The Saudi mission to the United Nations in Geneva did not immediately respond to a Reuters query about the allegations. The motion, brought by countries including the Netherlands and Canada, is due to be debated on Thursday in a session of the U.N. Human Rights Council.
Activists said the vote would be close and might depend on the number of abstentions at the 47-member state forum.
The Group of Eminent Experts, set up by the council in 2017, has found repeatedly that coalition air strikes and shelling as well as killings by the Iran-aligned Houthi movement during the seven-year conflict may amount to war crimes.
Afrah Nasser, Yemen researcher at U.S.-based group Human Rights Watch, said in a statement: “Saudi Arabia, a leading party to the conflict in Yemen accused of serious violations including likely war crimes, together with its coalition allies, is engaging in a tireless lobbying campaign to deter states at the Human Rights Council from renewing the (inquiry) mandate.”
If the Council bows to Saudi pressure and fails to extend the mandate by two years, she said, it would be “a stain on the credibility of the Council and a slap in the face to victims”.
A joint statement by the Cairo Institute for Human Rights Studies and Yemeni rights group Mwatana said a Saudi lobbying campaign seemed to be intensifying globally in a bid to dissolve support for the resolution and scuttle the investigators’ group.
The Saudi-led, Sunni Muslim coalition intervened in Yemen in March 2015 after the Houthis ousted the internationally recognised government from the capital Sanaa. The Houthis have also repeatedly fired drones and missiles at Saudi cities.
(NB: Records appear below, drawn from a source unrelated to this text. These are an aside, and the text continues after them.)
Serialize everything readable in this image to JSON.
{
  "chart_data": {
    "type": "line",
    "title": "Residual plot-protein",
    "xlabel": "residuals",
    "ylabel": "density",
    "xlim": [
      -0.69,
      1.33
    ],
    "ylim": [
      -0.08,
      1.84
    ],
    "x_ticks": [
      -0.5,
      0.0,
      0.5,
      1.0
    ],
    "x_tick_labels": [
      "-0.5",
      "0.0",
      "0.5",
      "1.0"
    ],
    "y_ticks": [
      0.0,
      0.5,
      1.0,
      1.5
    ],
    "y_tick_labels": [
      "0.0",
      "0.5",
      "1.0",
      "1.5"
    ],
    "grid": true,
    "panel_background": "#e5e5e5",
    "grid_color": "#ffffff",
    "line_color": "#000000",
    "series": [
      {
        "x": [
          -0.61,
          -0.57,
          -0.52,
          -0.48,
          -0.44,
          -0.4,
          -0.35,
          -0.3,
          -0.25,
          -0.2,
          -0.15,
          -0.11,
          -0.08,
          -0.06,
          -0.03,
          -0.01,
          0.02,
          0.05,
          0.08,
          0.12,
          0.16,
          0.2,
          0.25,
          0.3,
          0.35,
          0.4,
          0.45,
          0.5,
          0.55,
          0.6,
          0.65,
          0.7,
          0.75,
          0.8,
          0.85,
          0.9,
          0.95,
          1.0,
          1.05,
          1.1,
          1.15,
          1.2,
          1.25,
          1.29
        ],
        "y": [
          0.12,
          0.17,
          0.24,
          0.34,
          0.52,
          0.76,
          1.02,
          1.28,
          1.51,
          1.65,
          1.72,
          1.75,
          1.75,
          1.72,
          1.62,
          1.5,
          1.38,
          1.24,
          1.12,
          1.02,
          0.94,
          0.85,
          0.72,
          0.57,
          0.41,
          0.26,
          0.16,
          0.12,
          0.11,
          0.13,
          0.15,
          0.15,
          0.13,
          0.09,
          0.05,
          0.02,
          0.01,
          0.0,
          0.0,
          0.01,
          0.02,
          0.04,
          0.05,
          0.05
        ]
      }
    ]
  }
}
Kamel Jendoubi, head of the Group of Independent Experts, said in presenting its latest report last month that air strikes launched by the coalition “continue to exact a huge toll on the civilian population”.
Since March 2015, Jendoubi said, it is estimated that over 23,000 air strikes had been carried out by the coalition and that over 18,000 civilians had been killed or wounded.
Its latest investigation covered four coalition air strikes in which bombs fell on civilian homes, remote farms and a major grain port, he said, voicing concern at a failure to abide by principles of proportionality and precautions in such attacks.